Em outubro de 2022, pouco menos de três meses após a retirada dos soldados franceses do Mali, o presidente da França comunicou o fim da Operação Barkhane defendendo os oito anos de combates.
Sob essa égide, as tropas da França operaram na região desde 2014 lutando contra grupos islâmicos em Burkina Faso, Mali, Mauritânia e Chade, países que foram colônias francesas. As missões na região tiveram a participação de 14 países europeus, com o objetivo de combater o terrorismo na região do Sahel, na África Ocidental.
Ataque em um casamento
Para Guilherme Ziebell, “a operação foi um desastre”, apesar de a França ter deslocado mais de cinco mil soldados nesses países”. Ele cita que, como consequência dos conflitos, “milhares foram mortos, além de dois milhões de deslocados, fugindo das zonas de batalha e da destruição causada nas cidades“.
“As tropas francesas não conseguiram eliminar os grupos terroristas, que se mostraram mais fortes, controlando mais territórios e escalando a violência contra civis”, disse ele.
Apontando os “inúmeros erros” que marcaram a operação Barkhane, ele lembrou que, em 2021, “foi feito um ataque que atingiu um casamento no Mali. Esse tipo de erro foi bastente frequente, tornando ela [a operação] cada vez mais impopular”.
“Por conta desses elementos, ela me parece um grande fracasso”, afirmou.
O verdadeiro objetivo francês
Em fevereiro de 2022, a França, o Canadá e seus aliados na Força-Tarefa Takuba, um braço da Operação Barkhane no Mali, anunciaram a retirada de suas tropas do país africano, após nove anos de ocupação.O governo do Mali, desde então, denuncia as consequências da ocupação francesa.

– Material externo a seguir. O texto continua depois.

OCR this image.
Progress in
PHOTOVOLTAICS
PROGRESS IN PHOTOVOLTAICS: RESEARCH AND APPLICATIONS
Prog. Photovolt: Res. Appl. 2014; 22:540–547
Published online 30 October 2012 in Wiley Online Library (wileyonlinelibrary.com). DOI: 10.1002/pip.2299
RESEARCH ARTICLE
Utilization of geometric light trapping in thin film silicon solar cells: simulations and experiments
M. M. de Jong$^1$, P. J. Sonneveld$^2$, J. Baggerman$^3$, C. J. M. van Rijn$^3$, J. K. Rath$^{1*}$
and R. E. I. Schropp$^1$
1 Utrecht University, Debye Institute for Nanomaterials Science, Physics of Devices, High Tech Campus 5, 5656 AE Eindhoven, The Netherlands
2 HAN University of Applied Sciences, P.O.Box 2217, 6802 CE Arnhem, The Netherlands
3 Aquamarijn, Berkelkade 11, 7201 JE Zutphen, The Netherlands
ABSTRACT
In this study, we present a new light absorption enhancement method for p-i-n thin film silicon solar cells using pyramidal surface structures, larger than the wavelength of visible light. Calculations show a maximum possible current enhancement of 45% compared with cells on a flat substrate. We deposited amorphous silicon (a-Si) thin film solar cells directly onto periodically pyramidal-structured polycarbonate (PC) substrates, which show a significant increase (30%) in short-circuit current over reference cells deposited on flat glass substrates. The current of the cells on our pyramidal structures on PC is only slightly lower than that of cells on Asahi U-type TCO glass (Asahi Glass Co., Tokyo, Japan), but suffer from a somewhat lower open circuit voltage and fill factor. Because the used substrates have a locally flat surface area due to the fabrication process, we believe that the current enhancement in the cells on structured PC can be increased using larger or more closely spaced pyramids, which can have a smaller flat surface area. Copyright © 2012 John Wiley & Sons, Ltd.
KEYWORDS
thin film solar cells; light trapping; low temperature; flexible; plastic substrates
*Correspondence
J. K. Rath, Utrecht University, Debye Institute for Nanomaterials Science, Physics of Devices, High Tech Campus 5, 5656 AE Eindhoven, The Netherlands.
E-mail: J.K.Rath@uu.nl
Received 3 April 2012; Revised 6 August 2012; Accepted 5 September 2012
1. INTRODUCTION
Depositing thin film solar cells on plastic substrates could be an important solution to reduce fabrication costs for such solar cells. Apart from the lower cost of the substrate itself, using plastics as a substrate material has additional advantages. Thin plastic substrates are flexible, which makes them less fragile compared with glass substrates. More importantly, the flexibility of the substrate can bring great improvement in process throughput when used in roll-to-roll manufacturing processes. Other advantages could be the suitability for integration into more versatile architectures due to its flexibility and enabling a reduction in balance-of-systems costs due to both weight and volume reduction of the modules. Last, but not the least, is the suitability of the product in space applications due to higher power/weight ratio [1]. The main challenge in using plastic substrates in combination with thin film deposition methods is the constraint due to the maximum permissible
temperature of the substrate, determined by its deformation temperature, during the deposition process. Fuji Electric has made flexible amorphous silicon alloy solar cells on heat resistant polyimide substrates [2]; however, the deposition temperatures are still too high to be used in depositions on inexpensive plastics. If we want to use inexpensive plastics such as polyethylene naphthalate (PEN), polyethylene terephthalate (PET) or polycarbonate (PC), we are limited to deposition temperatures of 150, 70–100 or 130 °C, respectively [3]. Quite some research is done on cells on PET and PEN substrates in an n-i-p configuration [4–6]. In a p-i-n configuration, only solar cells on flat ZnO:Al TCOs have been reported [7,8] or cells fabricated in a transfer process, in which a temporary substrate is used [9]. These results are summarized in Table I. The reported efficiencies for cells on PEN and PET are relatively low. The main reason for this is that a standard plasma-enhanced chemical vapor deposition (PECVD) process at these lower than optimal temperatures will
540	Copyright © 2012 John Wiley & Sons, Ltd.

Em reiteradas ocasiões, autoridades do país acusaram o Exército francês de espionagem, violação do espaço aéreo e financiamento de terroristas.

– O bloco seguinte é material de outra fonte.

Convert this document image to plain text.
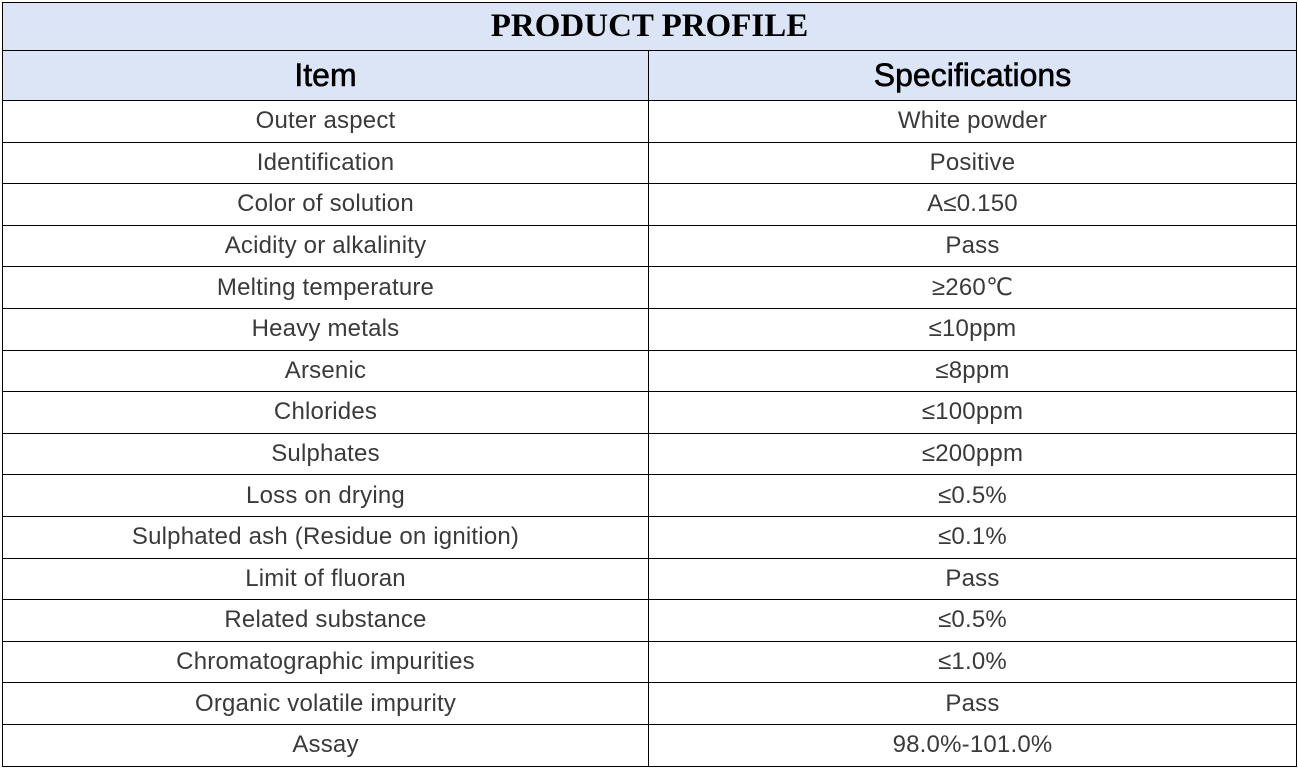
PRODUCT PROFILE	
Item	Specifications
Outer aspect	White powder
Identification	Positive
Color of solution	A≤0.150
Acidity or alkalinity	Pass
Melting temperature	≥260℃
Heavy metals	≤10ppm
Arsenic	≤8ppm
Chlorides	≤100ppm
Sulphates	≤200ppm
Loss on drying	≤0.5%
Sulphated ash (Residue on ignition)	≤0.1%
Limit of fluoran	Pass
Related substance	≤0.5%
Chromatographic impurities	≤1.0%
Organic volatile impurity	Pass
Assay	98.0%-101.0%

“Os militares da França dividiram deliberadamente o Mali e realizaram espionagem durante sua luta contra militantes islamistas”, declarou, em fevereiro de 2022, Choguel Maiga, primeiro-ministro interino do país africano.

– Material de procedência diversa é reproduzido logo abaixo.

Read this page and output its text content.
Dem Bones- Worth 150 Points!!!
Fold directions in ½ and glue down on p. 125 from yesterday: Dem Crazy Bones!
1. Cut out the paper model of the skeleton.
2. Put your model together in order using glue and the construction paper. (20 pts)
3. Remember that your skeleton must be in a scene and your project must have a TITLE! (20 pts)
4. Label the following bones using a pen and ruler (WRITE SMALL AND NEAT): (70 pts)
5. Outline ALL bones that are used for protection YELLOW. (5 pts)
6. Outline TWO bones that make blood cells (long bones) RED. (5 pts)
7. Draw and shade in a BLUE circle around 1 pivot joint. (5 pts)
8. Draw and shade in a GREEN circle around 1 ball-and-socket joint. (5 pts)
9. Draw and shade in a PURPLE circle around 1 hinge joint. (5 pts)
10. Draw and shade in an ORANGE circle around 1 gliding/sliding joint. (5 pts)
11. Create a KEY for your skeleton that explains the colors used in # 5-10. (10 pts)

Segundo ele, a chegada das tropas francesas em 2013 não só dividiu o país como permitiu que jihadistas ligados à Al-Qaeda (organização terrorista proibida na Rússia e em vários outros países) se reagrupassem e continuassem realizando ataques.
Para Guilherme Ziebell, “os reais objetivos dessas operações na região” são a França “garantir sua influencia” sobre territórios “ricos em recursos naturais”. Para ele, desse ponto de vista, as operações tiveram “um sucesso parcial”, porque apesar de o encerramento mostrar um revés duro, muitas empresas se estabeleceram na região”.
Ainda assim, o analista enfatiza que são graves as acusações que o Mali faz contra o governo francês, principalmente as que dizem respeito à “coloboração com os insurgentes, que fazem operações de inteligencia que estão além das capacidades desse grupos”.
“O Mali entende que a França ajudava esses grupos para justificar a ocupação francesa na região. Além disso, é estranho pensar que a França, um Exército de capacidade, seja incapaz de derrotar inimigos que são muito menos capacitados”, comentou.
“A França queria usar a narrativa do terrorismo para explorar a região”, disse Ziebell.
O analista, por fim, destacou “outra questão relevante” nessas ocupações, que é o fato de a Junta Militar que controla o Mali “buscar firmar laços com outros parceiros para combater grupos terroristas, inclusive o Grupo Wagner, da Rússia, que tem apoiado o Mali nesse combate“.
Para ele, a África buscará com mais frequências essas parcerias, sobretudo com a China, Rússia e outros emergentes, que promovem “relações que são benéficas, que são horizontais, mas sem imposições”.